Tu m’as beaucoup parlé, dans une de tes lettres, des sciences et des arts cultivés en Occident. Tu me vas regarder comme un barbare ; mais je ne sais si l’utilité que l’on en retire dédommage les hommes du mauvais usage que l’on en fait tous les jours.

J’ai ouï dire que la seule invention des bombes avoit ôté la liberté à tous les peuples de l’Europe. Les princes, ne pouvant plus confier la garde des places aux bourgeois, qui, à la première bombe, se seraient rendus, ont eu un prétexte pour entretenir de gros corps de troupes réglées, avec lesquelles ils ont dans la suite, opprimé leurs sujets.

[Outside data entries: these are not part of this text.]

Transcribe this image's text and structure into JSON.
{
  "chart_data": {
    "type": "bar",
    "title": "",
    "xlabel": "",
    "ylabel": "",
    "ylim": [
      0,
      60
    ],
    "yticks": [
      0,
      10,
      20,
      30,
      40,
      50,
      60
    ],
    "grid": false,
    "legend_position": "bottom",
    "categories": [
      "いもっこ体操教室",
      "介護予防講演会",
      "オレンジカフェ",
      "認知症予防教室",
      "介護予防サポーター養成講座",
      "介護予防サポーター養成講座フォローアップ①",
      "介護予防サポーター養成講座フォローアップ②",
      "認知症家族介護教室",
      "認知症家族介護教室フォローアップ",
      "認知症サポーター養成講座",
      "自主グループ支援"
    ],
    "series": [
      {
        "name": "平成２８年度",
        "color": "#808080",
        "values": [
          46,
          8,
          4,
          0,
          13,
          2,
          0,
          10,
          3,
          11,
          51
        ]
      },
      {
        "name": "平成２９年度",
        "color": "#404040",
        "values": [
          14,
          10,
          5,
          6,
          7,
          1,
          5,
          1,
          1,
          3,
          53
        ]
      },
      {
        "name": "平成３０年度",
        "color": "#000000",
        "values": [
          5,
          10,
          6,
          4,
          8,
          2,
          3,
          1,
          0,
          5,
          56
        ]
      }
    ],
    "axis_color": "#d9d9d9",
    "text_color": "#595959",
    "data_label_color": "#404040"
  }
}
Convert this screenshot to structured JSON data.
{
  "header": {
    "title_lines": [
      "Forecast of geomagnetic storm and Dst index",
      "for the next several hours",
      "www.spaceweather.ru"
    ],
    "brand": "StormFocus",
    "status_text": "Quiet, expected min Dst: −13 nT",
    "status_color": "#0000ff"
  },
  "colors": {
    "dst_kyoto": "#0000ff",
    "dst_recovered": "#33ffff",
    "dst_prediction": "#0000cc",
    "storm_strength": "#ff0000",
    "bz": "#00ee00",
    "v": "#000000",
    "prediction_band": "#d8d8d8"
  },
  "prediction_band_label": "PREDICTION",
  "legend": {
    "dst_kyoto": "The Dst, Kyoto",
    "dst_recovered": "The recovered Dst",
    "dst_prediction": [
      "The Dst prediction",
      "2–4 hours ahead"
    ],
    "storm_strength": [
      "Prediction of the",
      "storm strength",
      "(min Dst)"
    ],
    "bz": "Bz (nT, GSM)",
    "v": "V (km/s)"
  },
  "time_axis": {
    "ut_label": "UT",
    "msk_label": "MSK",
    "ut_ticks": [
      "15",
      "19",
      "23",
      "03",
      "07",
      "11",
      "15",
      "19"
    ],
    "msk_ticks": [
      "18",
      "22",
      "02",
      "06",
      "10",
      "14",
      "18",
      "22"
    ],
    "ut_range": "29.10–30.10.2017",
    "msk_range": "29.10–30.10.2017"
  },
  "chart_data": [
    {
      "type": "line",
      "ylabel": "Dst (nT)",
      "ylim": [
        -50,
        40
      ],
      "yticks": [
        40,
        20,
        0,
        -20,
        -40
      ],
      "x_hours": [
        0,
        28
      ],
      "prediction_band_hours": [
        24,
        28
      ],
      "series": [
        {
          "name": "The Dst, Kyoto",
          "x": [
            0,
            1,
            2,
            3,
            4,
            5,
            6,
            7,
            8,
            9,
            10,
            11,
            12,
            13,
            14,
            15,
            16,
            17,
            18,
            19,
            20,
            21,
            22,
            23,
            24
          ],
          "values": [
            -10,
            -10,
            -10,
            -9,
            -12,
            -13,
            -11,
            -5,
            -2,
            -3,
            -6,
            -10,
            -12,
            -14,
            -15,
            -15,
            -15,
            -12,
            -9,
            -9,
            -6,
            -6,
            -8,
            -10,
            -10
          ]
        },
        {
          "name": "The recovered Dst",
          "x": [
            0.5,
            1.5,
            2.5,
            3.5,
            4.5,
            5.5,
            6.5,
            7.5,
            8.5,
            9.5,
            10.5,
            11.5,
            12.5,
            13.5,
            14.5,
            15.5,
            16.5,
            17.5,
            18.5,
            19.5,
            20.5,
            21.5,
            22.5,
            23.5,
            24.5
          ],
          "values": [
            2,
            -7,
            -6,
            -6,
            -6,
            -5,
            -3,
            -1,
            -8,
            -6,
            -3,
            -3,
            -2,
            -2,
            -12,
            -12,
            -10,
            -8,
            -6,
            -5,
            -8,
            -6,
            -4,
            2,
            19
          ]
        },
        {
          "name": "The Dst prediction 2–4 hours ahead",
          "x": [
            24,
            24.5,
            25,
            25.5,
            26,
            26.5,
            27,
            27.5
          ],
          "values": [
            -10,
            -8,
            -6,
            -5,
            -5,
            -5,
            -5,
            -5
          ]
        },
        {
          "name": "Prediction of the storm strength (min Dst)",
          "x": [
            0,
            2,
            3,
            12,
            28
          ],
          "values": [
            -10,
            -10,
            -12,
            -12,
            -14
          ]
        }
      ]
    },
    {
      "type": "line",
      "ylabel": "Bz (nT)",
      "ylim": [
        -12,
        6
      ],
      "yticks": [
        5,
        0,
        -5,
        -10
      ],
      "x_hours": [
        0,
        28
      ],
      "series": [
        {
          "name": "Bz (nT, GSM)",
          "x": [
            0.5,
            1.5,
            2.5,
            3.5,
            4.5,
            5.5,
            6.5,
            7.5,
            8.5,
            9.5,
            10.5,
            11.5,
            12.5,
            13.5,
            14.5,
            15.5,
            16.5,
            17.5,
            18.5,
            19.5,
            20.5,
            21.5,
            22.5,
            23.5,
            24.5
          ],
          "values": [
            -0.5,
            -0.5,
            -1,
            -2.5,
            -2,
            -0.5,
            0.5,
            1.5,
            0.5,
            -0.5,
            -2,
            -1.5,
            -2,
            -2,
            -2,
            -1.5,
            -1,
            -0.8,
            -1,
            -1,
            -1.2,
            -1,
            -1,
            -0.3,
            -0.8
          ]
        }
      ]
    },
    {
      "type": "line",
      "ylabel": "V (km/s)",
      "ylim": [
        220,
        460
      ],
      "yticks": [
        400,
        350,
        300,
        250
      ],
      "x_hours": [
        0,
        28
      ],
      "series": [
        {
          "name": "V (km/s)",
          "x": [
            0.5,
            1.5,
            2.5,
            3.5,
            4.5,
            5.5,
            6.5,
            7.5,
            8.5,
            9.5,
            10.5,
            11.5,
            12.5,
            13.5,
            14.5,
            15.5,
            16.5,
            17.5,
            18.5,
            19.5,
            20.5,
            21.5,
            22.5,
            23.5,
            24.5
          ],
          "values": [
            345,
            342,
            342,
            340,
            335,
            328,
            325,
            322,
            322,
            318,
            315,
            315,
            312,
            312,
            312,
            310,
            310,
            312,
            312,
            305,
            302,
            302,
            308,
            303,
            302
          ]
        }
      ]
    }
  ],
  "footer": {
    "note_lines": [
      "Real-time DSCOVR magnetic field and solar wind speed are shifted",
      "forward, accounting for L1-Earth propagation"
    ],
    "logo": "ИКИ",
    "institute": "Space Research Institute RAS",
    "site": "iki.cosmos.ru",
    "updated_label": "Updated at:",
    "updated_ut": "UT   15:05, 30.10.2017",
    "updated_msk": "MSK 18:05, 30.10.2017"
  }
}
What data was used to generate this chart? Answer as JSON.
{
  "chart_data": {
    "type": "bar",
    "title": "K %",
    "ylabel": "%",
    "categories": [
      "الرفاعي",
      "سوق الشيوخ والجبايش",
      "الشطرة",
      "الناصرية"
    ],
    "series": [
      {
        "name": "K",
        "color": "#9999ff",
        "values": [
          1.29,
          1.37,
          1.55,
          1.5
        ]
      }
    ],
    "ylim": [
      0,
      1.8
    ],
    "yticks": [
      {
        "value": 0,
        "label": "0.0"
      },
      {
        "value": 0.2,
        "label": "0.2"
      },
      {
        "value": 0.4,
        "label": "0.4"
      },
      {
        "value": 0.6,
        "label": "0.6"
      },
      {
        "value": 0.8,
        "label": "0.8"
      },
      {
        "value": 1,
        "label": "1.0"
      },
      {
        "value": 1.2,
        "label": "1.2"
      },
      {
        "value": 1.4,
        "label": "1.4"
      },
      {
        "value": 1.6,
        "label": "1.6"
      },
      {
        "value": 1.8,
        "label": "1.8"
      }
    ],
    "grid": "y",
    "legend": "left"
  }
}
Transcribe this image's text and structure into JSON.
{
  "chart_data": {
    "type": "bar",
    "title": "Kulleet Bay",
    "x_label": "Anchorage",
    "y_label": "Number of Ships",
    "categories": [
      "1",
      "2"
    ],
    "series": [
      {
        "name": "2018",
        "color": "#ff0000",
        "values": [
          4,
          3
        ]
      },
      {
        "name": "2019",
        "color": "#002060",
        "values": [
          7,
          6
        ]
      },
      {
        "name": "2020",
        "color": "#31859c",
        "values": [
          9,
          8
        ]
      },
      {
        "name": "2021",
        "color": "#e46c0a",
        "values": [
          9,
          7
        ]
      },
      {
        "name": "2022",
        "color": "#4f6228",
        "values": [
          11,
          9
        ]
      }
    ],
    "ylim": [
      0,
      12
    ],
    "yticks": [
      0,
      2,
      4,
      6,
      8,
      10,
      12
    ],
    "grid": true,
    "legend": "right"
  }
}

Tu sais que, depuis l’invention de la poudre, il n’y a plus de places imprenables ; c’est-à-dire, Usbek, qu’il n’y a plus d’asile sur la terre contre l’injustice et la violence.

Je tremble toujours qu’on ne parvienne à la fin à découvrir quelque secret qui fournisse une voie plus abrégée pour faire périr les hommes, détruire les peuples et les nations entières.

Tu as lu les historiens ; fais-y bien attention : presque toutes les monarchies n’ont été fondées que sur l’ignorance des arts, et n’ont été détruites que parce qu’on les a trop cultivés. L’ancien empire de Perse peut nous en fournir un exemple domestique.